Spatial object priors relying on local objects enables a spatio-temporal localization of unseen actions. However, local objects do not tell the whole story. When a person performs an action, this is typically happens in a suitable context. Think about someone
playing tennis. While the tennis racket provides a relevant cue about the action and its location, surrounding objects from context, such as tennis court and tennis net, further enforce the action likelihood. Here, we add three additional object priors to integrate knowledge from global objects for unseen action classification and localization. We start from the common word embedding setup for semantic matching, which we extend with three simple priors that make for effective unseen action matching with global objects. Lastly, we outline how to integrate the semantic and spatial object priors for unseen actions. Figure
2 illustrates our proposal.
4.2 Priors for Ambiguity, Discrimination, and Naming
Similar to the common word embedding setup, for a video
\(v \in {\mathcal {V}}\), we seek to obtain a score for action
\(a \in {\mathcal {A}}\) using a set of global objects
\({\mathcal {G}}\). Global objects generally come from deep networks (Mettes et al.

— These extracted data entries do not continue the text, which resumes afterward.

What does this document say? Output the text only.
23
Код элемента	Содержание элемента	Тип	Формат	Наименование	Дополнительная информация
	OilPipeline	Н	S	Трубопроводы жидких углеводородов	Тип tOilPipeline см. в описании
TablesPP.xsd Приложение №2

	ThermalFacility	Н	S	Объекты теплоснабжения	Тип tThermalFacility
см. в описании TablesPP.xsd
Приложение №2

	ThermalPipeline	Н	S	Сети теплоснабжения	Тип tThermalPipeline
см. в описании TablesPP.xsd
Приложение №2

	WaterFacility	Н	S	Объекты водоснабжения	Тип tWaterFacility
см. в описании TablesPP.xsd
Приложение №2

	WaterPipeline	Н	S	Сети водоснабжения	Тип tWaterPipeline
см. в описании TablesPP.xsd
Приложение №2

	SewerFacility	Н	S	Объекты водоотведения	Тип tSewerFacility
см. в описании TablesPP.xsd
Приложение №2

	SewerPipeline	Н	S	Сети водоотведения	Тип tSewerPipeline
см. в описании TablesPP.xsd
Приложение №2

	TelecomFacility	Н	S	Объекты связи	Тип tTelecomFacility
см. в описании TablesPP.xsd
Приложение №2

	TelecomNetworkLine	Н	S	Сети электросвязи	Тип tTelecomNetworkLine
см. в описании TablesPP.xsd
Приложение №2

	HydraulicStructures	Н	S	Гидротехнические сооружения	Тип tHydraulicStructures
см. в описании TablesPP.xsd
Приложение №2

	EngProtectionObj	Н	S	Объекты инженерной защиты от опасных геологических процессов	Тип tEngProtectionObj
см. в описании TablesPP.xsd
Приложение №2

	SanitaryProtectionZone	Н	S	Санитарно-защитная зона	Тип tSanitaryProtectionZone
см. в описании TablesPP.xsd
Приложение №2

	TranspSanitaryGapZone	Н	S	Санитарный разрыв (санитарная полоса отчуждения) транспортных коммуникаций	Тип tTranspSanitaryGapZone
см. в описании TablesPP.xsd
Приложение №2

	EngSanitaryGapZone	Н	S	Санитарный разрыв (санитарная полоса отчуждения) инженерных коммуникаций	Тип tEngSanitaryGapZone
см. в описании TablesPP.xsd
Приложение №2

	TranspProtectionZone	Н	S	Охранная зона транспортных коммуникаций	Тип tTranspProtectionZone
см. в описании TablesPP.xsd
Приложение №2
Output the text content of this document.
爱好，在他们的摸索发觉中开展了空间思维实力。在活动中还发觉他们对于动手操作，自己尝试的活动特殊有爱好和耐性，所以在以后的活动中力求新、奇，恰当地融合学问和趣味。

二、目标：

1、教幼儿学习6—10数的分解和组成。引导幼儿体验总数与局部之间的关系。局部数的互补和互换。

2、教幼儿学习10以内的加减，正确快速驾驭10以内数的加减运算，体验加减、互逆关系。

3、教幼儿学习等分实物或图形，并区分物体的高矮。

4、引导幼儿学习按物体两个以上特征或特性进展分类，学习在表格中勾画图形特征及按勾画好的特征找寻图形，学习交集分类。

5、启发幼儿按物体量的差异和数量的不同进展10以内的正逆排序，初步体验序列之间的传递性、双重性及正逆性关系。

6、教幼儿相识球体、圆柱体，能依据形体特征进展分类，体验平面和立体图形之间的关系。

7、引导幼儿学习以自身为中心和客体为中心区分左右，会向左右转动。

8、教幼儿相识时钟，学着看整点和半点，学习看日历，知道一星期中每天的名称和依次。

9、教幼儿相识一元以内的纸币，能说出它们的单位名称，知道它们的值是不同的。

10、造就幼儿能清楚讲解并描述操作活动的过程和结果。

2020) pre-trained on large-scale object datasets (Deng et al.
2009). We build upon current semantic matching approaches by providing three simple priors that deal with semantic ambiguity, non-discriminative objects, and object naming.
Object prior IV (semantic ambiguity prior) A zero-shot likelihood estimation of action a in video v benefits from minimal semantic ambiguity between a and global objects \({\mathcal {G}}\).
The score of a target action depends on the semantic relations to source objects. However, semantic relations can be ambiguous, since words can have multiple meanings depending on the context. For example for the action
kicking, an object such as
tie is deemed highly relevant, because one of its meanings is a draw in a football match (Mettes and Snoek
2017). However, a
tie can also denote an entirely different object, namely a
necktie. Such semantic ambiguity may lead to the selection of irrelevant objects for an action.
To combat semantic ambiguity in the selection of objects, we consider two properties of object coherence across languages (Malt
1995). First, most object categories are common across different languages. Second, the formation of some categories can nevertheless differ among languages. We leverage these two properties of object coherence across languages by introducing a multi-lingual semantic similarity. For computing multi-lingual semantic representations of words at a large-scale, we are empowered by recent advances in the word embedding literature, where embedding models have been trained and made publicly available for many languages (Grave et al.
2018). In a multi-lingual setting, let
L denote the total number of languages to use. Furthermore, let
\(\tau _{l}(g)\) denote the translator for language
\(l \in L\) applied to object
g. Multi-lingual unseen action classification can then be done by simply updating the semantic matching function to:
$$\begin{aligned} \varPsi _L(g, a) = \frac{1}{L} \sum _{l=1}^{L} \cos (\phi _l(\tau _{l}(g)), \phi _l(\tau _{l}(a))), \end{aligned}$$
(12)
where
\(\phi _l\) denotes the semantic word embedding of language
l. The multi-lingual semantic similarity states that for a high semantic match between object and action, the pair should be of a high similarity across languages. In this manner, accidental high similarity due to semantic ambiguity can be addressed, as this phenomenon is factored out over languages.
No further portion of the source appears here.